Kinsler’s early season success can also be attributed to the fact he has destroyed right handed pitching, something he has not done historically. The Rangers second baseman has yielded an outstanding slash line of .348/.414/.652 against right handed pitching in ’13, while his career line is .262/.340/.440 against north paws. The .652 slugging percentage is second in all of baseball behind only Shin-soo Choo’s .739. One can expect Kins’ numbers against righties to regress towards his career average, but his ability to hit to right handed pitching early on in the year is an encouraging sign.
Kinsler is winning battles.
The headline might be somewhat perplexing, but it will make sense in a moment. Many fans and writers are cynical of the WAR (wins above replacement) statistic because many misinterpret what the meaning is. For example, baseball writer Jon Heyman tweeted a couple of weeks ago his disbelief that phenomenal second year outfielder Bryce Harper had the same WAR as Pittsburgh outfielder Starling Marte. The number is not meant to represent how a player with a 5 WAR is better than a player with a 4 WAR. Rather, the WAR statistic represents the overall value the player provides for his team, and while Harper is a fantastic player, Marte and his superior defensive skills had supplied the same amount of wins for his team as Harper at that time.
Now that I have explained WAR for the baseball illiterate who refuses to accept the statistic’s validity, or the fact the earth is round, I will mention Kinsler is currently second in MLB among position players with 2.2 bWAR, behind only Brewers center fielder Carlos Gomez’s 2.8. To put Kinsler’s stellar play into perspective, he has already surpassed the bWAR of 2.1 from last season. Quite simply, Kinsler has been the most valuable player to the Rangers. While Profar is probably ready to contribute at the big league level right now, there is little chance he would be producing the way Kinsler is from the second base position.

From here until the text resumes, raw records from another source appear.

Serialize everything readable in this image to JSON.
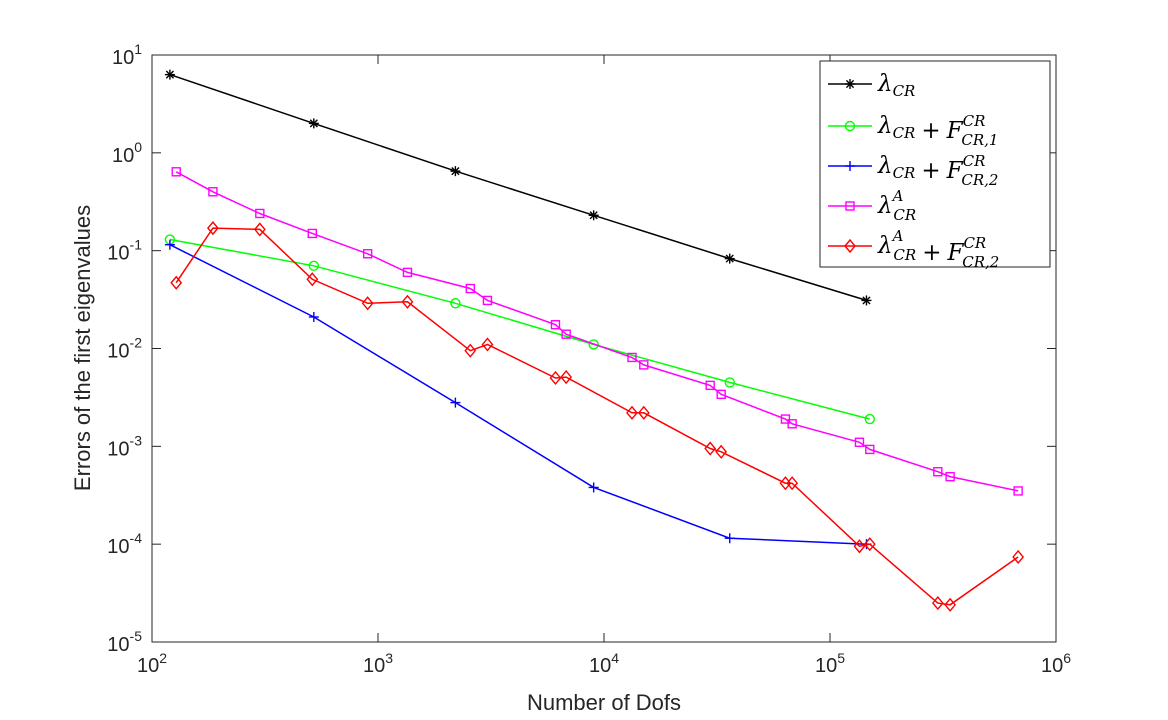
{
  "chart_data": {
    "type": "line",
    "xscale": "log",
    "yscale": "log",
    "xlim": [
      100,
      1000000
    ],
    "ylim": [
      1e-05,
      10
    ],
    "xlabel": "Number of Dofs",
    "ylabel": "Errors of the first eigenvalues",
    "legend_position": "top-right",
    "x_ticks": [
      {
        "base": "10",
        "exp": "2"
      },
      {
        "base": "10",
        "exp": "3"
      },
      {
        "base": "10",
        "exp": "4"
      },
      {
        "base": "10",
        "exp": "5"
      },
      {
        "base": "10",
        "exp": "6"
      }
    ],
    "y_ticks": [
      {
        "base": "10",
        "exp": "-5"
      },
      {
        "base": "10",
        "exp": "-4"
      },
      {
        "base": "10",
        "exp": "-3"
      },
      {
        "base": "10",
        "exp": "-2"
      },
      {
        "base": "10",
        "exp": "-1"
      },
      {
        "base": "10",
        "exp": "0"
      },
      {
        "base": "10",
        "exp": "1"
      }
    ],
    "series": [
      {
        "name": "λ_CR",
        "legend": {
          "main": "λ",
          "sub": "CR",
          "sup": "",
          "plus": "",
          "F": "",
          "Fsub": "",
          "Fsup": ""
        },
        "color": "#000000",
        "marker": "asterisk",
        "x": [
          120,
          520,
          2200,
          9000,
          36000,
          145000
        ],
        "y": [
          6.3,
          2.0,
          0.65,
          0.23,
          0.083,
          0.031
        ]
      },
      {
        "name": "λ_CR + F^CR_CR,1",
        "legend": {
          "main": "λ",
          "sub": "CR",
          "sup": "",
          "plus": "+",
          "F": "F",
          "Fsub": "CR,1",
          "Fsup": "CR"
        },
        "color": "#00ff00",
        "marker": "circle",
        "x": [
          120,
          520,
          2200,
          9000,
          36000,
          150000
        ],
        "y": [
          0.13,
          0.07,
          0.029,
          0.011,
          0.0045,
          0.0019
        ]
      },
      {
        "name": "λ_CR + F^CR_CR,2",
        "legend": {
          "main": "λ",
          "sub": "CR",
          "sup": "",
          "plus": "+",
          "F": "F",
          "Fsub": "CR,2",
          "Fsup": "CR"
        },
        "color": "#0000ff",
        "marker": "plus",
        "x": [
          120,
          520,
          2200,
          9000,
          36000,
          145000
        ],
        "y": [
          0.115,
          0.021,
          0.0028,
          0.00038,
          0.000115,
          0.0001
        ]
      },
      {
        "name": "λ^A_CR",
        "legend": {
          "main": "λ",
          "sub": "CR",
          "sup": "A",
          "plus": "",
          "F": "",
          "Fsub": "",
          "Fsup": ""
        },
        "color": "#ff00ff",
        "marker": "square",
        "x": [
          128,
          186,
          300,
          512,
          900,
          1350,
          2560,
          3050,
          6100,
          6800,
          13300,
          15000,
          29500,
          33000,
          63500,
          68000,
          135000,
          150000,
          300000,
          340000,
          680000
        ],
        "y": [
          0.64,
          0.4,
          0.24,
          0.15,
          0.093,
          0.06,
          0.041,
          0.031,
          0.0175,
          0.014,
          0.0081,
          0.0068,
          0.0042,
          0.0034,
          0.0019,
          0.0017,
          0.0011,
          0.00093,
          0.00055,
          0.00049,
          0.00035
        ]
      },
      {
        "name": "λ^A_CR + F^CR_CR,2",
        "legend": {
          "main": "λ",
          "sub": "CR",
          "sup": "A",
          "plus": "+",
          "F": "F",
          "Fsub": "CR,2",
          "Fsup": "CR"
        },
        "color": "#ff0000",
        "marker": "diamond",
        "x": [
          128,
          186,
          300,
          512,
          900,
          1350,
          2560,
          3050,
          6100,
          6800,
          13300,
          15000,
          29500,
          33000,
          63500,
          68000,
          135000,
          150000,
          300000,
          340000,
          680000
        ],
        "y": [
          0.047,
          0.17,
          0.165,
          0.051,
          0.029,
          0.03,
          0.0095,
          0.011,
          0.005,
          0.0051,
          0.0022,
          0.0022,
          0.00095,
          0.00088,
          0.00042,
          0.00042,
          9.5e-05,
          0.0001,
          2.5e-05,
          2.4e-05,
          7.4e-05
        ]
      }
    ]
  }
}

While Kinsler’ nonchalant demeanor in the batter’s box and in the field can indeed be vexing, I hope many realize how great he has played up to this point. Kinsler still does have the propensity to pop out rather often. However, if he continues to play at the level he currently is, he will not only be a bargain at the $13 million dollars he is being paid in ’13, but he also will be in MVP consideration at season’s end and helping lead the Rangers to a third American League West crown in four years.